Persian Marzipan Mulberry
Tut! What a fun word. In any language. Let’s say it again twice: tut tut! In Farsi, tut refers to the sweet, juicy and very popular fruit of the mulberry tree. Sun-dried Mulberries are also popular and available year round as a delicious snack that goes just marvelously with hot tea, and makes a terrific trail mix.
Since leaving Iran, I have not had a single mulberry, but when we lived there, I used to climb up the trees in my family’s fruit garden in the summer and gobble up as many mulberries as I could.
If you’ve never seen mulberries, here’s a pretty photo of it (picture courtesy of Emily Ho of Sustainable Foodworks.) Aren’t mulberries beautiful?
Tut also refers to a marvelous Persian marzipan confection that is made to resemble the delicious mulberry fruit. It uses dreamy ingredients like rosewater and cardamom and requires no baking: just some prep work and then some zen hands-on assemblage. Because it is sweet, pretty and dainty, tut is among the sweets typically offered at weddings, and it is also made for the Persian New Year. In fact, the pictures you see here are from the batch that Maman and I made this past Norouz.
(I won’t forget that batch. We didn’t have blanched almonds so per this handy dandy guide I blanched and peeled and roasted our almonds. The process was …. well, to paraphrase David Foster Wallace (RIP), it was a fun thing that I hope I’ll never have to do again. Admittedly though, the sweet smell of roasted almonds was delightful. )
Quick and simple recipe is a click away below – as always. And this time, we even have a video! Woot! Tut!
- 2 cups ground almonds
- 1 cup powdered sugar or confectioners sugar
- 1/3 cup granulated white sugar
- 1 teaspoon ground cardamom
- 3 tablespoons rosewater (maybe just a smidgen more, depending)
- slivered unsalted pistachios (approximately 1/3 cup)
- Combine ground almonds, confectioners sugar (make sure not to use granulated sugar by mistake) and cardamom in a big bowl. Use a fork to stir and very evenly mix the dry ingredients. Gradually blend in the rosewater – 1/2 teaspoon at a time. Stir with the fork. Then, work and knead the paste with your hands. Do so for at least a minute or two. The paste should at this point be an even, malleable, non sticky texture. (If it feels crumbly and breaks off in your hands, add just a smidgen more rosewater. But no more than 1/2 a tablespoon.) Set aside.

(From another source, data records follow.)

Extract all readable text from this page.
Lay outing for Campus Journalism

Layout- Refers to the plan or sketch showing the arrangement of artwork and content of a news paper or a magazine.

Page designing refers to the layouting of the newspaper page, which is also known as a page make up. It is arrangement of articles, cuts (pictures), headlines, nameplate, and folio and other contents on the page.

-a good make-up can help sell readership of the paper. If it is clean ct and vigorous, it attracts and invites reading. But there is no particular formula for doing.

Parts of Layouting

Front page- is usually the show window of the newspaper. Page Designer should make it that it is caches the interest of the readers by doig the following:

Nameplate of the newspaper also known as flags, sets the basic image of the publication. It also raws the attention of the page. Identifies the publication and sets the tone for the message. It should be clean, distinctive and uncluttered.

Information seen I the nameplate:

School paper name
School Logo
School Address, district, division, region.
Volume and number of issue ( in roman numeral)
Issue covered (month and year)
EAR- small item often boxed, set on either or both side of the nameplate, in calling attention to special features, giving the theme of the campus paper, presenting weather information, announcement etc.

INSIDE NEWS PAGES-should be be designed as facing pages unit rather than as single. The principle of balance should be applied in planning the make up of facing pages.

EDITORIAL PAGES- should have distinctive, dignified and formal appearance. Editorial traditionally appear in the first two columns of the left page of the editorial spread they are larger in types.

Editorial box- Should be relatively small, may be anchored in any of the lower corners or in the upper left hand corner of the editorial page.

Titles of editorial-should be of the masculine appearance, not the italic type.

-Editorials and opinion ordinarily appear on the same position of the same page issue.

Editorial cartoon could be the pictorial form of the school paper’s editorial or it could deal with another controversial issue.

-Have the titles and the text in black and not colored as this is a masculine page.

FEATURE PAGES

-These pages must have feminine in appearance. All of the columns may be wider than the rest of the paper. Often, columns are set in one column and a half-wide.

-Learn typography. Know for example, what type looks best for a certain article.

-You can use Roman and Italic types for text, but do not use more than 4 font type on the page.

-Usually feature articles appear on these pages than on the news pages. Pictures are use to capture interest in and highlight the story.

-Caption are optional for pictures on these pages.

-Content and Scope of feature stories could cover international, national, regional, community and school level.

- Take a small amount of paste (approximately 1/2 teaspoon) and roll between your hands to form a hazelnut-sized ball. Press down and cajole the the paste into the shape of a mulberry.
- Place granulated sugar in a bowl. Roll each mulberry-shaped paste in the granulated sugar until all sides are lightly covered with sugar. Insert sliver of pistachio as a stem. Repeat process until you run out of paste. (We’ve uploaded a how-to video for you here which should shed some light on the matter.)
The downside of toot is that it if not stored properly, it dries out rather quickly. The upside is that since they are highly addictive and delectable you won’t really have to deal with the trouble of having any left to store. But let’s say you live in a household with highly disciplined people and you have a bunch left, then what you do is that you store the lot in an airtight container either in the fridge or in a cool dry space. Don’t leave them out hanging al fresco, is what we’re trying to say here.
Make it, and enjoy it, and noosh ‘eh jaan!